En septiembre, mes en que el ministro de Economía, Martín Guzmán, cerró formalmente el acuerdo de reperfilamiento de vencimientos de la deuda en el próximo trienio, la Secretaría de Finanzas registró el tercer aumento consecutivo del total de los compromisos financieros del sector público en su conjunto, sumó otros USD 2.768 millones, a USD 332.185 millones.
El dato destacado del mes, en comparación con agosto, fue que por efecto del acuerdo con los acreedores, tanto internacionales como locales, se registraron vencimientos de títulos públicos por el equivalente a USD 105.611 millones y nuevas colocaciones por USD 111.190 millones.
Parte de ese incremento neto de USD 5.579 millones fue atenuado con la disminución de los compromisos asumidos por el Gobierno nacional con la colocación de Letras del Tesoro en el equivalente a USD 3.669 millones; y otras operaciones menores con el Banco Central y organismos internacionales que determinaron un saldo final de aumento neto en USD 2.768 millones.
Y según detalla uno de los cuadros de la Secretaría de Finanzas a los que tuvo acceso Infobae, ese incremento neto de los compromisos financieros, que se corresponde con el sostenido y creciente déficit de la Administración Nacional, al debilitarse severamente los recursos tributarios e incrementarse los gastos asociados a las medidas paliativas de la crisis sanitaria en general y de la prolongación de la cuarentena que comenzó el 20 de marzo de debilitó al extremo la capacidad de producción de las empresas y de consumo de las familias, en particular, podría haber resultado aún mayor.
Una vez más, la política cambiaria con ajustes diarios de la paridad oficial que sigue el Banco Central posibilitó “licuar” deuda en pesos convertida a dólares como mero ejercicio estadístico, en el equivalente a USD 1.034 millones, mientras que la capitalización de bonos del canje anterior y ajustes por inflación de parte de los títulos públicos, sumaron unos USD 230 millones.

El Banco Central también volvió a contribuir al crecimiento de la deuda del Estado, aunque al tratarse de compromisos intra-sector público no constituye una preocupación directa para una parte de los analistas, mientras que para otros la estrategia de usar o abusar los “Adelantos Transitorios” representa una amenaza sobre la solidez de las finanzas públicas, porque no sólo esos fondos se utilizan para hacer frente al exceso de gastos sobre los ingresos fiscales, sino porque los “ordinarios”, que vencen dentro del año, suman el equivalente a USD 10.167 millones y los “extraordinarios” a 10 años de plazo aumentaron en el mes en USD 390 millones, y totalizan USD 8.031 millones.

Movimientos asimétricos
A fines de 2019 las cuentas nacionales registraban en la página de Economía un PBI equivalente a USD 424.122 millones, y un nivel de deuda pública de USD 323.065 millones, mientras las reservas brutas en el Banco Central sumaban USD 44.781 millones.
Nueve meses después, por efecto de la crisis sanitaria, y la prolongada cuarentena que afectó severamente el ritmo de actividad y los puestos de trabajo, el PBI se derrumbó a unos USD 350.000 millones, al tipo de cambio mayorista, y a menos de USD 200.000 millones a las paridades alternativas de cotización del dólar MEP y contado con liqui, en tanto la deuda pública ascendió al equivalente a USD 332.185 millones, y la suma de activos externos en el Central descendió a USD 41.379 millones.

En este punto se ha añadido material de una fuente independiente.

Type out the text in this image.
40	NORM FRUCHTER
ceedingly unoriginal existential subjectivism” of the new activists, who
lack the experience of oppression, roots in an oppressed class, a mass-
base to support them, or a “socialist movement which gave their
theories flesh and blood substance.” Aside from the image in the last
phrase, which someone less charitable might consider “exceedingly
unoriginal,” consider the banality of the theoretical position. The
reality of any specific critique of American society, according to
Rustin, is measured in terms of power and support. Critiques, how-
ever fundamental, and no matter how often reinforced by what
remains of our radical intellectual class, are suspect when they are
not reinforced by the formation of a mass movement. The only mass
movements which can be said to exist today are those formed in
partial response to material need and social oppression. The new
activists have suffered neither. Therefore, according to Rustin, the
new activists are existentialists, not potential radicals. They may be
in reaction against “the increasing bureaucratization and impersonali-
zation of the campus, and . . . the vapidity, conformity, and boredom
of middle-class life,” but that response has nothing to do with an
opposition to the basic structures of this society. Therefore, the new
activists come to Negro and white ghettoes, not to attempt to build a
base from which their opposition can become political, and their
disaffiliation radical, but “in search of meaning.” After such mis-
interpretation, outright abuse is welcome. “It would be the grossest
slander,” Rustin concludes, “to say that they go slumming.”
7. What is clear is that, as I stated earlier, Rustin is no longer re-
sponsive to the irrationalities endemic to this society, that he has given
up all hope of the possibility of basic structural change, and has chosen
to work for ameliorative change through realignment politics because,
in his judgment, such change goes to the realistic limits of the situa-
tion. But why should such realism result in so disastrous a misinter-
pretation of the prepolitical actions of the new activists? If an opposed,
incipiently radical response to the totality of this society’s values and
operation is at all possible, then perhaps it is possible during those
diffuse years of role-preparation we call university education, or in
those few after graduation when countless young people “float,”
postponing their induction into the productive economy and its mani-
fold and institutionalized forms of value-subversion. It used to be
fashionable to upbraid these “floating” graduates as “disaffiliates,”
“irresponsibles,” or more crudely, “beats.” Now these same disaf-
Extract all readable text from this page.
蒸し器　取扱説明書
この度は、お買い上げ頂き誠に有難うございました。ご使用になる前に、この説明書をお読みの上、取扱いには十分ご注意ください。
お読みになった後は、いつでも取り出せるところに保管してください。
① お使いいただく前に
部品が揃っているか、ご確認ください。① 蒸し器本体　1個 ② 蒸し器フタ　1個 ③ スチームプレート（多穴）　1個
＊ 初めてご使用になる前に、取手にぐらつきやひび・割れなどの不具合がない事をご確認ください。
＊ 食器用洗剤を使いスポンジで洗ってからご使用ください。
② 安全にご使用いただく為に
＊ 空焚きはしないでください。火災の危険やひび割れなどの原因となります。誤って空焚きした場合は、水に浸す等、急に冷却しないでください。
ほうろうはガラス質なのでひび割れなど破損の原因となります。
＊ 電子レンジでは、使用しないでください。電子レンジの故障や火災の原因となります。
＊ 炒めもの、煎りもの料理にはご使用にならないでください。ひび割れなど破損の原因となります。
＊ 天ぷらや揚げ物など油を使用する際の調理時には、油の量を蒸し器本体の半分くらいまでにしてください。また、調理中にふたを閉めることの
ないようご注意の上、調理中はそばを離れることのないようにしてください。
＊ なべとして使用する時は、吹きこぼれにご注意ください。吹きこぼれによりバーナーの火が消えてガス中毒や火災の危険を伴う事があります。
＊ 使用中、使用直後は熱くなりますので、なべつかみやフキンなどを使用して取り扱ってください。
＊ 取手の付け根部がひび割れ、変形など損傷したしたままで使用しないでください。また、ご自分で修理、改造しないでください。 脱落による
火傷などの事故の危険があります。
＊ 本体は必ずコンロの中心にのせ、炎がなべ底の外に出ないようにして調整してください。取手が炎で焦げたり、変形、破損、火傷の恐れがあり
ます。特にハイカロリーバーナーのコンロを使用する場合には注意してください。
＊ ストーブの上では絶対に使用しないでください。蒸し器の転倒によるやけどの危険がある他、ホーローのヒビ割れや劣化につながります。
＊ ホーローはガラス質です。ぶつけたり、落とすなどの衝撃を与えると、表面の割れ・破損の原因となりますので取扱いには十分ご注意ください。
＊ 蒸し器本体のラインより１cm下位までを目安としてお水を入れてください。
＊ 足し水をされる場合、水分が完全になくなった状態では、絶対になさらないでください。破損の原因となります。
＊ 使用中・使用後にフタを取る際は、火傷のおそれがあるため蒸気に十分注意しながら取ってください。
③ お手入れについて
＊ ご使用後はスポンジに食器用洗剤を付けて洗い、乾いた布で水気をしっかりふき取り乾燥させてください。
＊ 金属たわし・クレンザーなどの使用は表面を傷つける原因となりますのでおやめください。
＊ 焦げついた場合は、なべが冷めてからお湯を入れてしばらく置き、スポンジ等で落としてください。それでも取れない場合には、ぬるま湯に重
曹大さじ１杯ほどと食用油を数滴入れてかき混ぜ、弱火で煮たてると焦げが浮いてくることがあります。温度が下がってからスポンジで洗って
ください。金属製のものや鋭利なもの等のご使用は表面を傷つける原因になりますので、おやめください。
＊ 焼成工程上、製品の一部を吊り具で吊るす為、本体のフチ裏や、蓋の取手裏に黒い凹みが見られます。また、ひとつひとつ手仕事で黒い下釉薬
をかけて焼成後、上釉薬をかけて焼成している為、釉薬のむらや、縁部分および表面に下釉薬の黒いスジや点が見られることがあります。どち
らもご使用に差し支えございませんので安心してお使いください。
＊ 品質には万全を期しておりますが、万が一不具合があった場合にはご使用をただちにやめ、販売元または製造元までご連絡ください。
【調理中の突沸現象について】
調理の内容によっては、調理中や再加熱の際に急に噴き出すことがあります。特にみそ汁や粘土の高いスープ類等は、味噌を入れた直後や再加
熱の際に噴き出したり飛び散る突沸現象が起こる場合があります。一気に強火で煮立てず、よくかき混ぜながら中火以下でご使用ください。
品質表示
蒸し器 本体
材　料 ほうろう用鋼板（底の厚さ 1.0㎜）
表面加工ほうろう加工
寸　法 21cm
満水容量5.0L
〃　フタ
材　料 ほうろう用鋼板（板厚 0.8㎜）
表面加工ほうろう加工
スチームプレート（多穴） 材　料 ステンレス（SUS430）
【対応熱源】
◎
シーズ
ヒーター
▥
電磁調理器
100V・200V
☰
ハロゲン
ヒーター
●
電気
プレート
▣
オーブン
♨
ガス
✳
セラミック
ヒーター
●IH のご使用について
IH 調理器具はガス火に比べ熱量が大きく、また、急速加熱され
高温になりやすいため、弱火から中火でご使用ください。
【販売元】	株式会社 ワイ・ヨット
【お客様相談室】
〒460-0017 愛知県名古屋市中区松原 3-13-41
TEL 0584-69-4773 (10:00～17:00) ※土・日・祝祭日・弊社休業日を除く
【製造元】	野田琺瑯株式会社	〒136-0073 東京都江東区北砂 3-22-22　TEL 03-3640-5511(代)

Semejante asimetría en el comportamiento de tres variables claves que los economistas e inversores monitorean para determinar la solvencia externa de la Argentina, porque de alguna manera sintetizan la dinámica de la economía real y de las finanzas del sector público en su conjunto, surge de comparar los datos parciales a septiembre de la Secretaría de Finanzas de la Nación.
De ahí la importancia que el consenso de los economistas del sector privado le asignan a la necesidad de que el Gobierno presente un plan integral para comenzar a desandar la profunda crisis que arrastra la actividad agregada desde hace una década, pero que la irrupción de la pandemia del COVID-19 y las limitadas acciones de política, con una extensa cuarentena que provocó la destrucción de casi 4 millones de puestos de trabajo y la pérdida de más de 10.000 millones de horas trabajadas en sólo tres meses que informó el Indec.